Sam Kazman, general counsel for the Competitive Enterprise Institute, or CEI, argues that agencies are bound by the laws enacted by Congress. CEI is coordinating the federal suit.
“Obamacare is already an incredibly massive program,” he said in a statement last week. “For the IRS to expand it even more, without congressional authorization and in a manner aimed at undercutting state choice, is flagrantly illegal.”
One business claims it can only afford to employ some full-time workers without providing health insurance; another wants to convert its employee health insurance to a completely consumer-driven health plan; and several individual plaintiffs, most of them self-employed, object to paying for costly insurance packages they neither need nor want.
The plaintiffs’ complaint seeks to strike the IRS rule, arguing that the agency has no power to rewrite an essential part of the law.

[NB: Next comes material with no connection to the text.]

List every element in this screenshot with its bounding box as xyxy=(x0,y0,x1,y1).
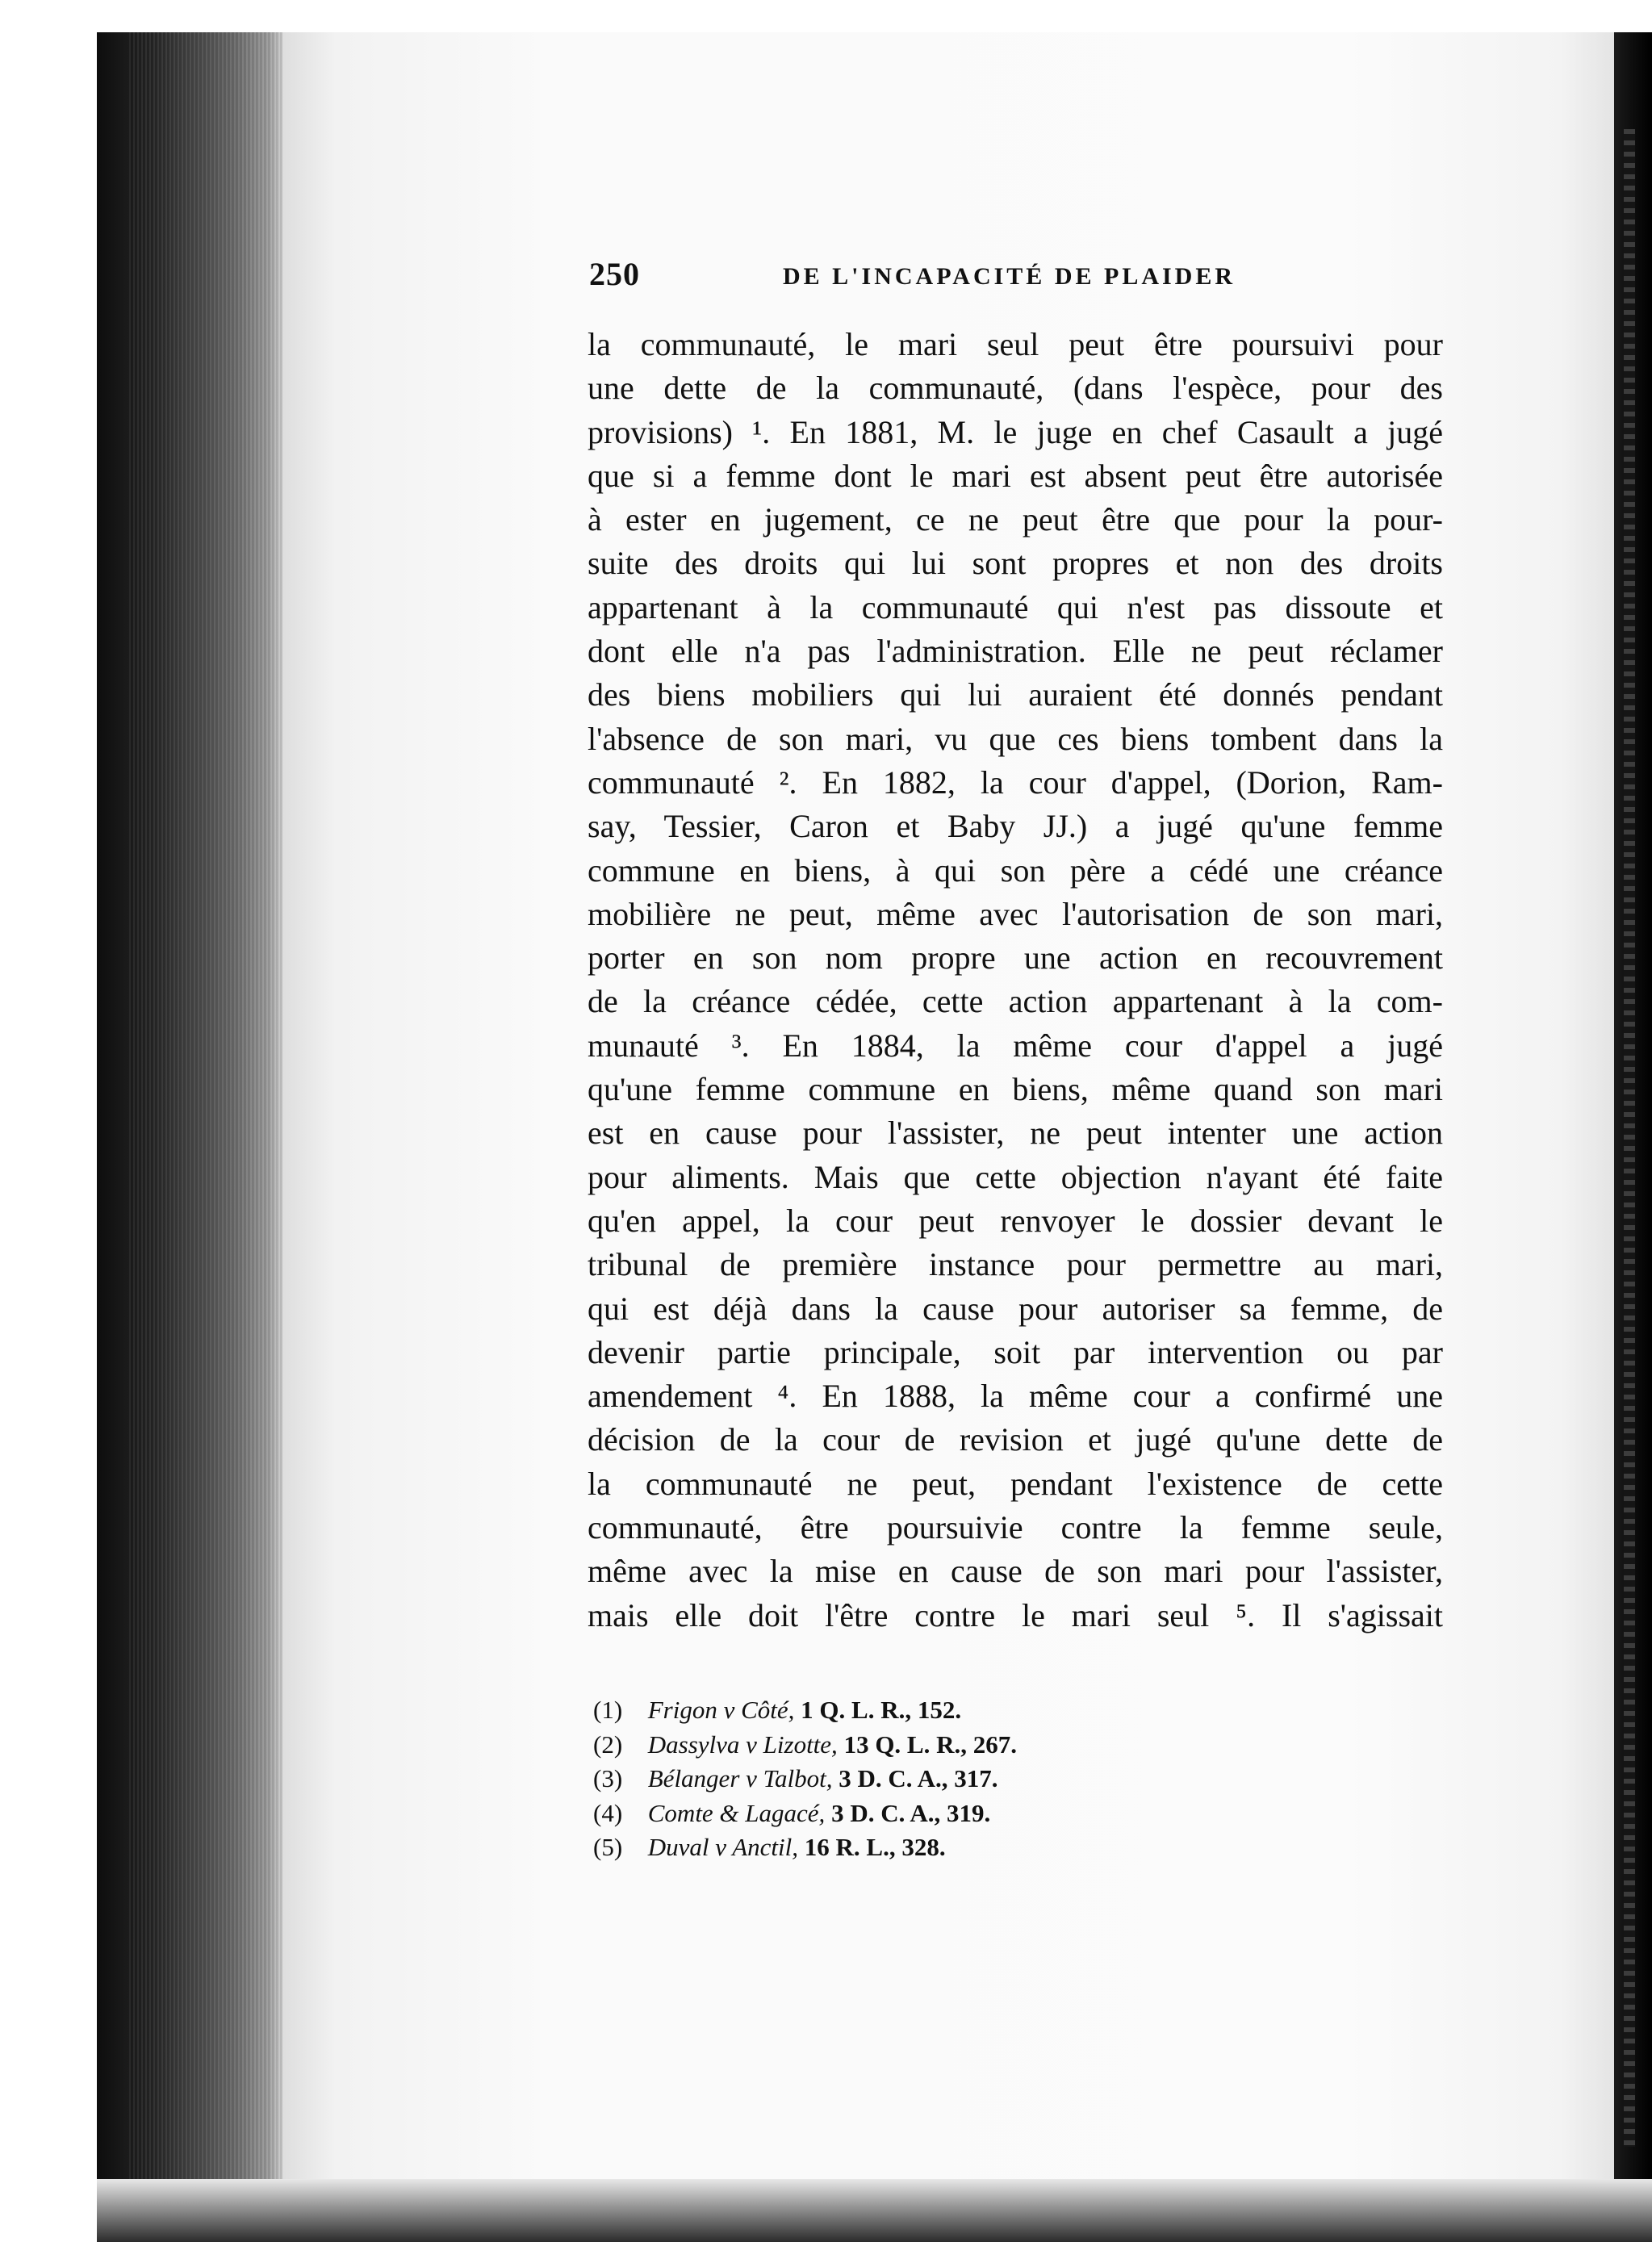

“Contrary to the clear language in the Affordable Care Act, government is directly impeding my ability to design a quality affordable health plan for my employees,” said Chuck Willey, head of Innovare Health Advocates in St. Louis, Mo.
“The IRS will extra-legislatively extend this onerous benefit requirement, which will increase premiums and costs of care, and impose the employer penalty in states with federally-run exchanges.
“I maintain the right to choose my own employees’ health plan without government intervention into its benefit design and without penalty.”
Thirty-three states have exercised their congressionally-created option to not create an exchange in order to spare their businesses from the employer mandate.
The IRS rule, however, deprives them of this choice, the plaintiffs’ complaint states.
“The IRS cannot rewrite the law that Congress passed,” said Tom Miller, resident fellow at think tank American Enterprise Institute.
“Its regulation expressly flouts the statutory text of the ACA, the intent of Congress and the reasoned choices of 33 states.”
Michael Cannon, director of health policy at the CATO Institute, another think tank, argues that the courts should stop the Obama administration before it starts imposing such “illegal” taxes on millions of individuals and employers.
“The Obama administration plans to tax, borrow and spend more than half a trillion dollars in clear violation of Obamacare, yet still says Obamacare is ‘the law of the land,’” he said in a statement.